Deceptive Statements
The most obvious of these is that personal data is "not sold". Data lists are almost never sold for the same reason a copyright isn't sold to the purchasor of a book or software. The data is licensed. (Businesess also claim that this is not "rented", which is deceptive because the data in the list is in fact being used for the economic benefit of third party entities.

Lack of Disclosure
Most large business entities refuse to disclose to individuals to whom the data is provided.

Most "privacy notices" include obfuscating data, such as lengthy descriptions of how data may be turned over to law enforcement agencies under subphoena.
If the cognizant Federal Agencies were to require that all data be destroyed in the case of misuse, GLBA compliance would be instantaneous!

Keep records. (You have a computer, or at least a database for your mobile device.)
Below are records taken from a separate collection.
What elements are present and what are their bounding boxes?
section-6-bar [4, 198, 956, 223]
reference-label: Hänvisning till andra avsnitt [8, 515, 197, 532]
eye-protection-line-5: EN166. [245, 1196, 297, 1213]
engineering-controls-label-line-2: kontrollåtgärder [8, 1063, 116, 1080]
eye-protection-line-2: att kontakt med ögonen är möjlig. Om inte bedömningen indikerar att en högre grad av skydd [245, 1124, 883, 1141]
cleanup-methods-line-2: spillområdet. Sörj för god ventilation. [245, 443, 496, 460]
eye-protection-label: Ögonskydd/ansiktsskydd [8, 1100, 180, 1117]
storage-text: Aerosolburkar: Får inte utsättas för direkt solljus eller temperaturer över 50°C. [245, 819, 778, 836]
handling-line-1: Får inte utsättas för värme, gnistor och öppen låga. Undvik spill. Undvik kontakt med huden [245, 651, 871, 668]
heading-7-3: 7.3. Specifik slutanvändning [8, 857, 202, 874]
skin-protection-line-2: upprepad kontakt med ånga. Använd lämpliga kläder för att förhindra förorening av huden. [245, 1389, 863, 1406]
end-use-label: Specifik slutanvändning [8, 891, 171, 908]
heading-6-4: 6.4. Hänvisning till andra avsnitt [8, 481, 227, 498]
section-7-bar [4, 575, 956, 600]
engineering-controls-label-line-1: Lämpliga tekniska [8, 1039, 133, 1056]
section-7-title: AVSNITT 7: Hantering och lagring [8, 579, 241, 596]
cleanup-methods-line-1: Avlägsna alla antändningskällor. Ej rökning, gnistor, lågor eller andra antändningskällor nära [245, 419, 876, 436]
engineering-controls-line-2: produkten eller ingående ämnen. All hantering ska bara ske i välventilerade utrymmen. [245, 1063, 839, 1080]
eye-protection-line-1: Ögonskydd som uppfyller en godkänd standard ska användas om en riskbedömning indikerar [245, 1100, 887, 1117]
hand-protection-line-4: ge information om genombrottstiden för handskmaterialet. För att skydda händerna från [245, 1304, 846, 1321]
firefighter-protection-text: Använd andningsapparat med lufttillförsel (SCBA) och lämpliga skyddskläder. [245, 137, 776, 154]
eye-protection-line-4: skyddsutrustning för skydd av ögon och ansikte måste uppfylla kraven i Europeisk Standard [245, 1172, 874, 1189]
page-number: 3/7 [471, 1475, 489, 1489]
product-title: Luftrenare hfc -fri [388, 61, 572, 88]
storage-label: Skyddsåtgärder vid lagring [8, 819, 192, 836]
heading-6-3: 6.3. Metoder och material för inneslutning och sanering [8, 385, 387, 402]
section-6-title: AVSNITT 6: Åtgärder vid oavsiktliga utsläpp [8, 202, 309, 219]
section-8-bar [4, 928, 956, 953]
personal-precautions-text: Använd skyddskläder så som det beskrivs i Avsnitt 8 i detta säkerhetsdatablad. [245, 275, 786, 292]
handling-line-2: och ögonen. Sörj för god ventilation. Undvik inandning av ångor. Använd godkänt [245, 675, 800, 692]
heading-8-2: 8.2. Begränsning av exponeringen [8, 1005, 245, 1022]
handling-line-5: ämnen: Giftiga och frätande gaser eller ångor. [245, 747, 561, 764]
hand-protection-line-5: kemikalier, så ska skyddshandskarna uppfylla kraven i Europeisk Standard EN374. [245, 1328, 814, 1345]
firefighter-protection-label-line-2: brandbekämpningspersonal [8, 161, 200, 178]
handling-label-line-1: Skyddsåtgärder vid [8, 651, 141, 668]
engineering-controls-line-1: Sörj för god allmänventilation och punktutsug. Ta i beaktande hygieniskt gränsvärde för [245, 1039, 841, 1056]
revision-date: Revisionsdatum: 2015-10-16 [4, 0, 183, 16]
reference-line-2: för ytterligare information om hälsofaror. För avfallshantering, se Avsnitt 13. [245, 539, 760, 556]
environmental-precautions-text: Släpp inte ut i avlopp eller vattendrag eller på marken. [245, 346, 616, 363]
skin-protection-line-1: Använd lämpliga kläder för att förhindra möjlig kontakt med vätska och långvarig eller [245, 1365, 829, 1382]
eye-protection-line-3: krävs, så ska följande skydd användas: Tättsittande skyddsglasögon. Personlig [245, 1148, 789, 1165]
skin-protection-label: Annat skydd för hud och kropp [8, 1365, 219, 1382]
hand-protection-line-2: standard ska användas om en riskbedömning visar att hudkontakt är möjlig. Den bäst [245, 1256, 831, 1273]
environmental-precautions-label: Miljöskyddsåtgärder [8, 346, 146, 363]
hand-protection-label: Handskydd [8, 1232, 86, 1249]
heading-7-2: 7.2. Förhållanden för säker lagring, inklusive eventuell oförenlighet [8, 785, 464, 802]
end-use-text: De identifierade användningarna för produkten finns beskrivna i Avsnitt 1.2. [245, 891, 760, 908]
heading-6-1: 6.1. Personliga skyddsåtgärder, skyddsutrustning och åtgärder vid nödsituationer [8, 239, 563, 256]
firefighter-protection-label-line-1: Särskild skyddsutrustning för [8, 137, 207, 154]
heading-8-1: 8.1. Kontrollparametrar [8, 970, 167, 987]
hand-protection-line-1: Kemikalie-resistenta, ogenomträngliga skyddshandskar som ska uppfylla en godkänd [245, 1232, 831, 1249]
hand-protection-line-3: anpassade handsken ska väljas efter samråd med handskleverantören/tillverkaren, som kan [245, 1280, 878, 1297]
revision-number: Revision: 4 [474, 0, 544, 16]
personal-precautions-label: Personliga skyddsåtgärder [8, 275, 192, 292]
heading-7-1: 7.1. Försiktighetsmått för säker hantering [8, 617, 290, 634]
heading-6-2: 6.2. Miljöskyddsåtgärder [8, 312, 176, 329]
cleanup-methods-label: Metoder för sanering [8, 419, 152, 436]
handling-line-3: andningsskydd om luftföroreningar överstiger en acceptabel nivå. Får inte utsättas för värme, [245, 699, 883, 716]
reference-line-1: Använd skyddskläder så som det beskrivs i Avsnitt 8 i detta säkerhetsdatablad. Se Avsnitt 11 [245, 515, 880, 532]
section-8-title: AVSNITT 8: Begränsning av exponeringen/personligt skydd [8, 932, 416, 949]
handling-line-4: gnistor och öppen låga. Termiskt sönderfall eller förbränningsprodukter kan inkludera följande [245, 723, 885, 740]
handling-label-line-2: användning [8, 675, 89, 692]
There are too many variables to give a generic answer on this. Most of the cognisant federal and state government websites have information on complaints. Try to focus complaints toward clear issues.

Naming individuals

In addition to complaining about the business, consider that legally, businesses are fictitious persons. They can't break the law without the cooperation of real live persons, as described in "naming individuals when filing complaints" (the Telemarketing Scum Page's admittedly feeble attempt at being radical).

... and there's a special page for naming lawyers

Effect on Business

The myriad regulations place a substantial burden on business, but there is a "safe haven". If a business keeps private data private (i.e., doesn't "share" private information), they shouldn't have trouble.